ADR-007 — BYOA: no bundled AI capabilities¶
Status · Accepted Date · 2026-04-27 TA anchor ·/constraints/byoa ·/components/ai-providers Related RFC · RFC-004 (default masking provider deliberation)
Context¶
Chemigram needs AI capabilities — at minimum, subject masking. Future capabilities include Mode B evaluators and possibly specialist segmenters. The project must decide whether these capabilities ship bundled with the engine or are provided externally by photographer-configured providers.
Bundling AI in v1 would mean: PyTorch as a hard dependency, model weights distributed with releases (or downloaded on first run), GPU configuration in setup, model lifecycle management (updates, deprecation). Each of these is non-trivial.
Decision¶
Chemigram bundles no AI capabilities. chemigram_core has no PyTorch dependency. No model weights distributed with the engine. AI capabilities are provided through MCP-configured providers — the photographer chooses maskers, evaluators, the photo agent itself.
The engine ships a coarse default masking provider that uses the photo agent's vision capability to produce bbox/gradient/color-region masks with no ML dependency. Production-quality masking is an opt-in sibling project (chemigram-masker-sam).
Rationale¶
- Engine stays substrate-shaped. Without ML weights and GPU configuration, Chemigram is a small Python package with simple dependencies. Setup friction is dramatically lower.
- Photographer agency. Quality, speed, and cost trade-offs are explicit choices in
config.toml, not engine-imposed defaults. - Pluggability is preserved. New providers (hosted services, local models, photographer-trained specialists) integrate via MCP without engine changes.
- The project's research thesis benefits. Different photographers can use different AI configurations and still share the substrate; this maps directly onto the BYOA principle in PA/principles/byoa.
Alternatives considered¶
- Bundle SAM as a v1 default: rejected — adds PyTorch + MPS configuration to setup, ties release cadence to model availability, makes "Chemigram for Apple Silicon" different from "Chemigram for Linux + CUDA." The friction is substantial for what's ultimately one optional capability.
- Bundle a tiny model (MobileSAM): considered as a middle ground; deferred.

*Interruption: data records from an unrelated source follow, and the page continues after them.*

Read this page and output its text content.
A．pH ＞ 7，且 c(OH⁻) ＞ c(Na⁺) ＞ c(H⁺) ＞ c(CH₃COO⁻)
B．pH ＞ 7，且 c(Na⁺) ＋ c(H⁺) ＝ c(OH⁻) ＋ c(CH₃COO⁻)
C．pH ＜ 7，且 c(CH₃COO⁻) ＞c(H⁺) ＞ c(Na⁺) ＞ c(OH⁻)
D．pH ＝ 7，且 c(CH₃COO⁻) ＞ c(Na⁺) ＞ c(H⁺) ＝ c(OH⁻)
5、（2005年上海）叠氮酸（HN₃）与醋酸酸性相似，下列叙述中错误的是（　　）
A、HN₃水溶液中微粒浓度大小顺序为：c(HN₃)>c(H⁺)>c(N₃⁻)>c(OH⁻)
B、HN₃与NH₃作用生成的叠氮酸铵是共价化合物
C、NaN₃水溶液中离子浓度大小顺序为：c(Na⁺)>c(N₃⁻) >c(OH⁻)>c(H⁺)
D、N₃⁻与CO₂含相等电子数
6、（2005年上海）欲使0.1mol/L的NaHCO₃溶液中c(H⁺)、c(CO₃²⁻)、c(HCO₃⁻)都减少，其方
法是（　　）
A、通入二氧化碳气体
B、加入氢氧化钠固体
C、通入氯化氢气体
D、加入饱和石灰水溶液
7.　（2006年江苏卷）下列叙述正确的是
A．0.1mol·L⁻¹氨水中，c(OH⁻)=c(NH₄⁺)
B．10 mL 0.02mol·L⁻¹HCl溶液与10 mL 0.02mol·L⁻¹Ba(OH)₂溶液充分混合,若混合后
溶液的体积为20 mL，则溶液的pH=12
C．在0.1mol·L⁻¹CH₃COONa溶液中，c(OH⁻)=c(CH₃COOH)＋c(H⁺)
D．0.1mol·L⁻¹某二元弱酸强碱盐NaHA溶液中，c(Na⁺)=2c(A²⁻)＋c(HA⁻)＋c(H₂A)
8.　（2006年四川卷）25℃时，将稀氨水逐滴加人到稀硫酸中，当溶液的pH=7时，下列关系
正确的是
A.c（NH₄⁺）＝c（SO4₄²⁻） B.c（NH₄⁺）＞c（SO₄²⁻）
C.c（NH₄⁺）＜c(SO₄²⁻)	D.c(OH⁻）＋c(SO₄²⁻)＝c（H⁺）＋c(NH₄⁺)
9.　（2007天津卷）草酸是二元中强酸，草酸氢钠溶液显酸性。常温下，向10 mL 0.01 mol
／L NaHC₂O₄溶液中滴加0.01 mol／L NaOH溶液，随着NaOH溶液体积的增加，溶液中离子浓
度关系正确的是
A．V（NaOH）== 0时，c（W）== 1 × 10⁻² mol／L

If the coarse default proves inadequate in real use, this could be added without changing the BYOA principle (it would just become one of several options).

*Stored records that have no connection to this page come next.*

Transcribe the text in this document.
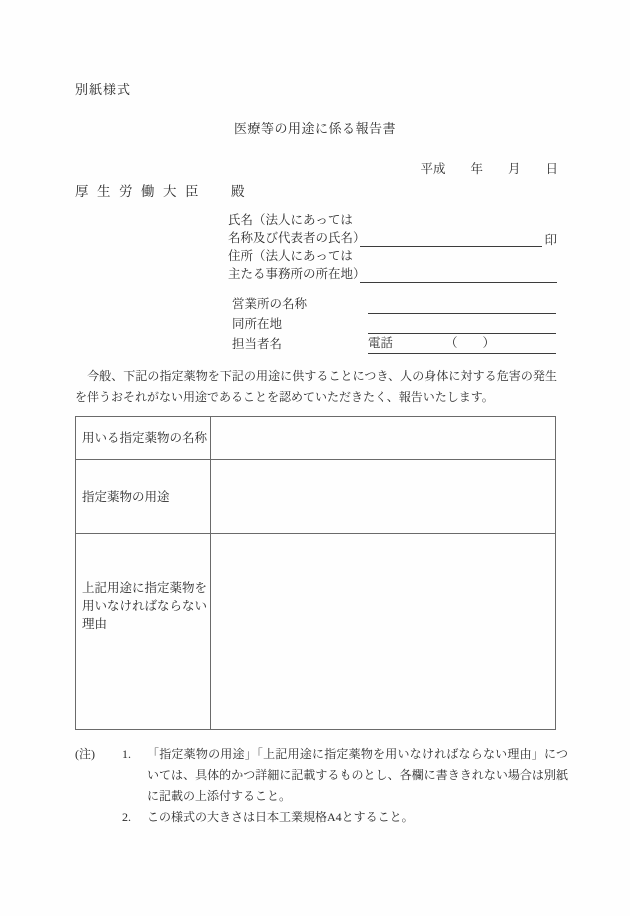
別紙様式
医療等の用途に係る報告書
平成　　年　　月　　日
厚生労働大臣 殿
氏名（法人にあっては
名称及び代表者の氏名）	印
住所（法人にあっては
主たる事務所の所在地）
営業所の名称
同所在地
担当者名	電話	（　　）
　今般、下記の指定薬物を下記の用途に供することにつき、人の身体に対する危害の発生を伴うおそれがない用途であることを認めていただきたく、報告いたします。
用いる指定薬物の名称
指定薬物の用途
上記用途に指定薬物を用いなければならない理由
(注)	1.	「指定薬物の用途」「上記用途に指定薬物を用いなければならない理由」については、具体的かつ詳細に記載するものとし、各欄に書ききれない場合は別紙に記載の上添付すること。
2.	この様式の大きさは日本工業規格A4とすること。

- No default at all (force users to install a provider before any masking works): rejected — too steep an onboarding cliff. Coarse default lets users get started immediately.
Consequences¶
Positive:
- pip install chemigram is fast and produces a working setup
- No GPU/MPS configuration in the engine
- No model versioning to manage
- New AI providers can be developed independently from engine releases
Negative:
- Production-quality subject masking requires an opt-in install of chemigram-masker-sam or similar
- The coarse default's quality ceiling is bounded by the photo agent's vision capability
- Integration documentation must clearly explain which MCP-configured services to set up, where, and how
Implementation notes¶
src/chemigram_core/masking/__init__.py defines the MaskingProvider Protocol. src/chemigram_core/masking/coarse_agent.py is the bundled default. RFC-009 specifies the protocol shape; RFC-004 deliberates the v1 default choice.